C’est en effet très compliqué de demander au mois de mars à un lycéen s’il préfère une licence d’histoire renforcée ou une licence de géographie sans renforcement. Si on lui propose de hiérarchiser ses vœux avant d’avoir cette réponse, c’est problématique.
En outre, le processus fait que dès qu’on a deux “oui” on peut choisir celui que l’on préfère. Cela permettra de libérer très vite des places. Le système fonctionnera en continu et pas en bloc comme dans le système précédent.
Le cahier des charges des attendus a été rendu public. Ils sont assez généraux. Qui décidera comment mesurer l’adéquation entre ces attendus et le profil de l’étudiant ? Comment ne pas aboutir à des licences à plusieurs vitesses ?
Pour définir les attendus, les doyens se sont réunis et ont précisé ce qui était commun à leur champ de formation et relevant de leur domaine de compétence. Ces attendus, informatifs, donnent aux lycéens toutes les clefs pour comprendre en quoi consiste telle ou telle formation. Ils permettent aussi au bachelier de savoir quoi mettre pour motiver ses choix.
Ces attendus sont volontairement généralistes : cela paraît peut-être évident qu’il faille des compétences en science pour suivre un cursus de psychologie, mais je ne suis pas persuadée que cela est le cas pour tous les lycéens !
Cela permettra aux établissements d’identifier l’accompagnement de leurs étudiants : ce sont des outils pédagogiques. C’est sur cette base également que les étudiants ambassadeurs pourront parler aux lycéens. Nous attendons maintenant les attendus des établissements qui préciseront les attendus “nationaux” en fonction des spécificités des parcours proposés, même s’ils n’ont aucune obligation de le faire.
Désormais, les inscriptions en dehors de l’académie seront possibles partout. Il s’agira d’un quota fixé par le recteur, pour donner une forme de respiration dans le dispositif. Mais la règle reste l’inscription dans l’académie d’origine.
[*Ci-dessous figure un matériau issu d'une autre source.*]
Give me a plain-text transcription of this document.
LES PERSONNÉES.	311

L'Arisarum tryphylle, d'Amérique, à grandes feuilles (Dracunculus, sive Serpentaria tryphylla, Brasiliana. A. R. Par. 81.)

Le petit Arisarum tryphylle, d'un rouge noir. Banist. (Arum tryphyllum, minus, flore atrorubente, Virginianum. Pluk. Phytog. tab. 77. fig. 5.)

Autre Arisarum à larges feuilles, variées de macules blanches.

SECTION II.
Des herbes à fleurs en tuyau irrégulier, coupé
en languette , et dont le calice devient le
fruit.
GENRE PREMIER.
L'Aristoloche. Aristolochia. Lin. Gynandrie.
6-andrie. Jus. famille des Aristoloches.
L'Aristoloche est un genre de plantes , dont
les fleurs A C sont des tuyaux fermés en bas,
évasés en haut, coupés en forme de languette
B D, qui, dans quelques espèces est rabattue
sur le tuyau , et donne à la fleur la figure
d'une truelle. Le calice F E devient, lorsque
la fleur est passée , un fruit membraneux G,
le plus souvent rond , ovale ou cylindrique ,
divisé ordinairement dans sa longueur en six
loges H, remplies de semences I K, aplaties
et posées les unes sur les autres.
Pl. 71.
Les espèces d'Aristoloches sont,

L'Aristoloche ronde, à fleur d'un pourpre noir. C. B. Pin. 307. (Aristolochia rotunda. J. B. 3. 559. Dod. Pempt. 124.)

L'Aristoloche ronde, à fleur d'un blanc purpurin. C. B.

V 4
C’est essentiel : si le pouvoir d’attraction des métropoles est très fort, il faut aussi prendre en compte la qualité de vie, le coût du logement, les facilités de transport, etc.
Les modes de compensation des notes à l’année seront-ils revus ?
Je veux être très claire sur ce sujet : le principe de la compensation des notes ne sera bien sûr pas remis en cause. Ce serait absurde ! Mais le cœur de la réforme que nous menons, c’est l’instauration de parcours d’enseignement supérieur plus personnalisés. Cela induit forcément de retravailler l’"arrêté licence" afin de trouver des modalités de compensation adaptés à ces parcours plus flexibles.
Après l’adoption de la loi, nous conduirons une nouvelle concertation sur cette question, pour adopter de nouvelles règles. Celle-ci aura lieu dans le courant du premier semestre, avec l’ensemble des organisations représentées au Cneser (Conseil national de l’enseignement supérieur et de la recherche).